縦裂FNO

日々、見るもの流れゆく物の例え。

夏はよく人が死ぬ 後編

  

 僕は無響室に入った事がある。無響室というのは字の如く、音が吸収され響かない部屋のことで、ここで声を出しても耳をふさいで喋っているような感じがするし、声もいつもより大きく発声しないと相手に届きにくい。手を叩いたときに出るパンッという音も、部屋に広がると言うより、ぎっしりと満たされた静寂のなかに一瞬だけ音が無理に入り込むような感じなのだ。別の言い方をすれば、真っ暗なモニターに見えるか見えないかくらいに一瞬だけ映像が映り即座に消える感じで、聴覚的というよりはどこか視覚的な感覚に近いものがある。そしてこの無響室の面白いところは自分の血流の音が聞こえるというところで、心臓のドクン、ドクンという音が聞こえる。つまりこれはどんなに完璧な静寂を実現しようとも、自分の心臓が止まらない限り完璧な静寂は存在しないということになる。完全な静寂を求めている人がいたとしたら、その人はもう死ぬしかないのである。

  小3の夏休みに父に連れられプールに行った日、この日初めて、水中では無響室のように心臓の音が聞こえる、ということに気付いた。水中に潜った瞬間、蝉の鳴き声や子供たちのはしゃぎ声、工事の騒音が一瞬にして消え失せ、心臓の音だけが聞こえ始めた。これはなんとも不思議な感じがした。この日までに何度もプールへは行っているはずだが、このことをハッキリと自覚したのはこの日が初めてだった。帰り道でこのことを父に話したのを覚えている。

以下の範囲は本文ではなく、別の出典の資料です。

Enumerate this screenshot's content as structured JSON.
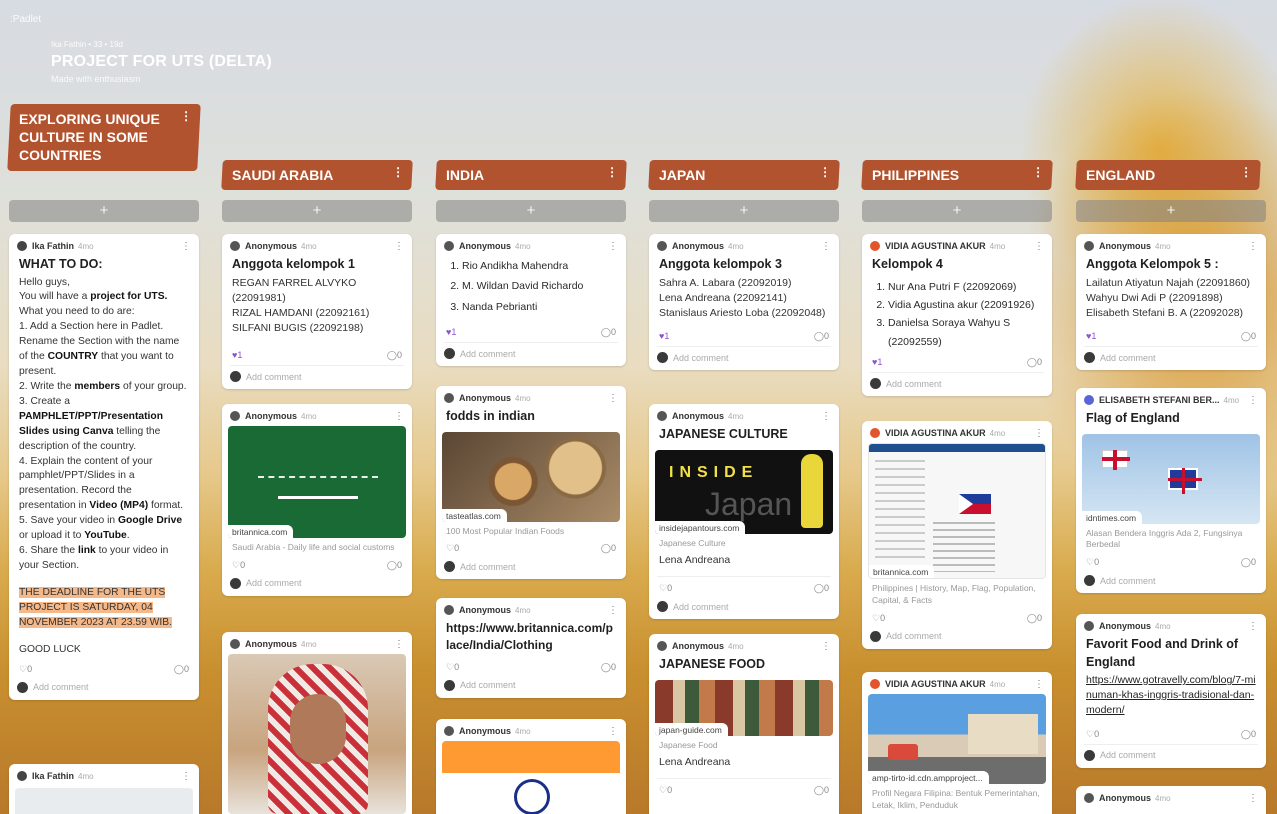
{
  "app": {
    "name": ":Padlet"
  },
  "board": {
    "meta": "Ika Fathin • 33 • 19d",
    "title": "PROJECT FOR UTS (DELTA)",
    "subtitle": "Made with enthusiasm"
  },
  "icons": {
    "menu": "kebab-vertical-icon",
    "add": "plus-icon",
    "like": "heart-icon",
    "comment": "comment-bubble-icon"
  },
  "colors": {
    "section": "#b2532f",
    "heart": "#8b52d1",
    "highlight": "#f5b889"
  },
  "sections": [
    {
      "name": "EXPLORING UNIQUE CULTURE IN SOME COUNTRIES",
      "add": "+",
      "cards": [
        {
          "author": "Ika Fathin",
          "ago": "4mo",
          "title": "WHAT TO DO:",
          "lines": {
            "l1": "Hello guys,",
            "l2a": "You will have a ",
            "l2b": "project for UTS.",
            "l3": "What you need to do are:",
            "l4a": "1. Add a Section here in Padlet. Rename the Section with the name of the ",
            "l4b": "COUNTRY",
            "l4c": " that you want to present.",
            "l5a": "2. Write the ",
            "l5b": "members",
            "l5c": " of your group.",
            "l6a": "3. Create a ",
            "l6b": "PAMPHLET/PPT/Presentation Slides using Canva",
            "l6c": " telling the description of the country.",
            "l7a": "4. Explain the content of your pamphlet/PPT/Slides in a presentation. Record the presentation in ",
            "l7b": "Video (MP4)",
            "l7c": " format.",
            "l8a": "5. Save your video in ",
            "l8b": "Google Drive",
            "l8c": " or upload it to ",
            "l8d": "YouTube",
            "l8e": ".",
            "l9a": "6. Share the ",
            "l9b": "link",
            "l9c": " to your video in your Section.",
            "deadline": "THE DEADLINE FOR THE UTS PROJECT IS SATURDAY, 04 NOVEMBER 2023 AT 23.59 WIB.",
            "luck": "GOOD LUCK"
          },
          "likes": "0",
          "comments": "0",
          "add_comment": "Add comment"
        },
        {
          "author": "Ika Fathin",
          "ago": "4mo"
        }
      ]
    },
    {
      "name": "SAUDI ARABIA",
      "add": "+",
      "cards": [
        {
          "author": "Anonymous",
          "ago": "4mo",
          "title": "Anggota kelompok 1",
          "body": [
            "REGAN FARREL ALVYKO (22091981)",
            "RIZAL HAMDANI (22092161)",
            "SILFANI BUGIS (22092198)"
          ],
          "likes": "1",
          "comments": "0",
          "add_comment": "Add comment"
        },
        {
          "author": "Anonymous",
          "ago": "4mo",
          "image_label": "britannica.com",
          "caption": "Saudi Arabia - Daily life and social customs",
          "likes": "0",
          "comments": "0",
          "add_comment": "Add comment"
        },
        {
          "author": "Anonymous",
          "ago": "4mo"
        }
      ]
    },
    {
      "name": "INDIA",
      "add": "+",
      "cards": [
        {
          "author": "Anonymous",
          "ago": "4mo",
          "list": [
            "Rio Andikha Mahendra",
            "M. Wildan David Richardo",
            "Nanda Pebrianti"
          ],
          "likes": "1",
          "comments": "0",
          "add_comment": "Add comment"
        },
        {
          "author": "Anonymous",
          "ago": "4mo",
          "title": "fodds in indian",
          "image_label": "tasteatlas.com",
          "caption": "100 Most Popular Indian Foods",
          "likes": "0",
          "comments": "0",
          "add_comment": "Add comment"
        },
        {
          "author": "Anonymous",
          "ago": "4mo",
          "title": "https://www.britannica.com/place/India/Clothing",
          "likes": "0",
          "comments": "0",
          "add_comment": "Add comment"
        },
        {
          "author": "Anonymous",
          "ago": "4mo"
        }
      ]
    },
    {
      "name": "JAPAN",
      "add": "+",
      "cards": [
        {
          "author": "Anonymous",
          "ago": "4mo",
          "title": "Anggota kelompok 3",
          "body": [
            "Sahra A. Labara (22092019)",
            "Lena Andreana (22092141)",
            "Stanislaus Ariesto Loba (22092048)"
          ],
          "likes": "1",
          "comments": "0",
          "add_comment": "Add comment"
        },
        {
          "author": "Anonymous",
          "ago": "4mo",
          "title": "JAPANESE CULTURE",
          "image_text": "INSIDE",
          "image_text2": "Japan",
          "image_label": "insidejapantours.com",
          "caption": "Japanese Culture",
          "note": "Lena Andreana",
          "likes": "0",
          "comments": "0",
          "add_comment": "Add comment"
        },
        {
          "author": "Anonymous",
          "ago": "4mo",
          "title": "JAPANESE FOOD",
          "image_label": "japan-guide.com",
          "caption": "Japanese Food",
          "note": "Lena Andreana",
          "likes": "0",
          "comments": "0"
        }
      ]
    },
    {
      "name": "PHILIPPINES",
      "add": "+",
      "cards": [
        {
          "author": "VIDIA AGUSTINA AKUR",
          "ago": "4mo",
          "title": "Kelompok 4",
          "list": [
            "Nur Ana Putri F (22092069)",
            "Vidia Agustina akur (22091926)",
            "Danielsa Soraya Wahyu S (22092559)"
          ],
          "likes": "1",
          "comments": "0",
          "add_comment": "Add comment"
        },
        {
          "author": "VIDIA AGUSTINA AKUR",
          "ago": "4mo",
          "image_label": "britannica.com",
          "caption": "Philippines | History, Map, Flag, Population, Capital, & Facts",
          "likes": "0",
          "comments": "0",
          "add_comment": "Add comment"
        },
        {
          "author": "VIDIA AGUSTINA AKUR",
          "ago": "4mo",
          "image_label": "amp-tirto-id.cdn.ampproject...",
          "caption": "Profil Negara Filipina: Bentuk Pemerintahan, Letak, Iklim, Penduduk"
        }
      ]
    },
    {
      "name": "ENGLAND",
      "add": "+",
      "cards": [
        {
          "author": "Anonymous",
          "ago": "4mo",
          "title": "Anggota Kelompok 5 :",
          "body": [
            "Lailatun Atiyatun Najah (22091860)",
            "Wahyu Dwi Adi P (22091898)",
            "Elisabeth Stefani B. A (22092028)"
          ],
          "likes": "1",
          "comments": "0",
          "add_comment": "Add comment"
        },
        {
          "author": "ELISABETH STEFANI BER...",
          "ago": "4mo",
          "title": "Flag of England",
          "image_label": "idntimes.com",
          "caption": "Alasan Bendera Inggris Ada 2, Fungsinya Berbedal",
          "likes": "0",
          "comments": "0",
          "add_comment": "Add comment"
        },
        {
          "author": "Anonymous",
          "ago": "4mo",
          "title": "Favorit Food and Drink of England",
          "link": "https://www.gotravelly.com/blog/7-minuman-khas-inggris-tradisional-dan-modern/",
          "likes": "0",
          "comments": "0",
          "add_comment": "Add comment"
        },
        {
          "author": "Anonymous",
          "ago": "4mo"
        }
      ]
    }
  ]
}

 水中では心臓の音がドクドクと聞こえ、自分が生きていることを強く自覚できる。しかし、このまま息をしないでいるとその音は消えてしまい自分は死んでしまう。若干の矛盾を孕んでいる気もするが、自分が生きていることをより強く認識するには死が目の前に、手の届く位置にある必要があるのだ。(無響室のような特殊な環境を除く)

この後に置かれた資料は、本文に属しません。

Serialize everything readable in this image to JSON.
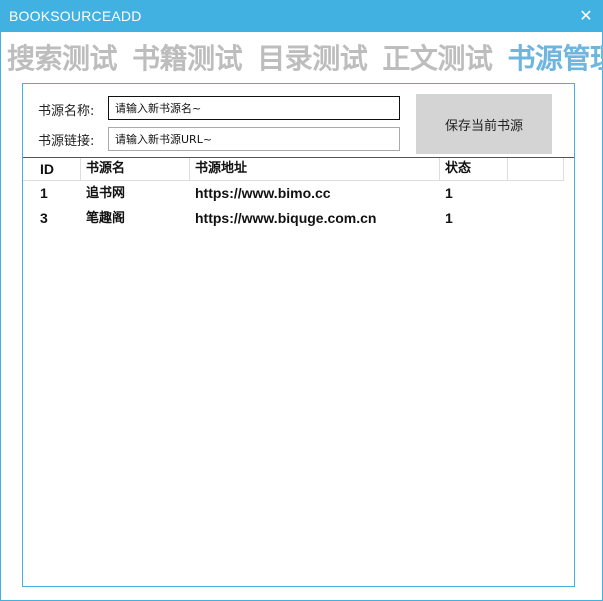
{
  "window": {
    "title": "BOOKSOURCEADD",
    "close_glyph": "✕",
    "accent_color": "#41b1e1"
  },
  "tabs": [
    {
      "label": "搜索测试",
      "active": false
    },
    {
      "label": "书籍测试",
      "active": false
    },
    {
      "label": "目录测试",
      "active": false
    },
    {
      "label": "正文测试",
      "active": false
    },
    {
      "label": "书源管理",
      "active": true
    }
  ],
  "form": {
    "name_label": "书源名称:",
    "name_value": "请输入新书源名~",
    "url_label": "书源链接:",
    "url_value": "请输入新书源URL~",
    "save_label": "保存当前书源"
  },
  "table": {
    "columns": [
      "ID",
      "书源名",
      "书源地址",
      "状态"
    ],
    "rows": [
      {
        "id": "1",
        "name": "追书网",
        "url": "https://www.bimo.cc",
        "status": "1"
      },
      {
        "id": "3",
        "name": "笔趣阁",
        "url": "https://www.biquge.com.cn",
        "status": "1"
      }
    ]
  }
}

 その点において、夏は生と死が最も近づく季節である。戦争や原爆といった悲しみを語る歴史、それと、お盆や肝試しといった我々に楽しさを与えてくれるもの、これらはすべて夏に起きた死が、生を全うする我々にもたらすイメージ、そしてイベントだ。例年夏になると、アナウンサーが無機質な声で熱中症や海のレジャーでの死者を伝えているが、それを聞いている人々は、その悲劇を当り前の事のように聞き流している。彼、彼女らの悲劇的な<季節死>は、それほど夏という季節に溶け込んでおり、その悲痛な叫び声は沈黙させられている。緑生い茂る木々を見上げれば、けたたましく、そして活き活きと蝉が鳴いていて、我々に夏であることを告げ続けている。しかし足元に目を向けるとたくさんの蝉の死体が転がっている。落ち葉のように枯れ、無言のままに横たわるその躯は、その騒々しさの行く末として酷く悲しいものに見える。見上げる視線の先、そして足元、この僅か数メートルの間に、生と死というそのままの姿では絶対に超える事のできない世界の深い隔たりがあって、夏というのはその見えない境界線がすぐ近くにあるような気がしてならない。

 父に連れられて行ったプールもそれなりには楽しかったし、帰りの食事も美味しかった。自分を苦しめるものは何一つ無かった。けれども、いつもなんとなく感じていた気だるい空気感は抜けなくて、静寂に包まれているような感覚が続いた。これは何なのだろう、何故なんだろう、これを打破するにはどうしたらいいんだろうと思った。ただ今思うのはそれはなにも間違ったものではなく、夏という季節そのままの姿なのだということ。上記したような事柄が我々に暗に示すイメージ。生と死の静寂。思春期ならではの多感さがそれに気付かせてくれたのだろう。今はなんとなくわかる。何のことはない、すべて当たり前のことで、死や静寂はそこに潜んでいるのではなく、隣に立っているだけなのだ。楽しいことばかりの夏ではない。死に目を向けさせるのも夏の役割だ。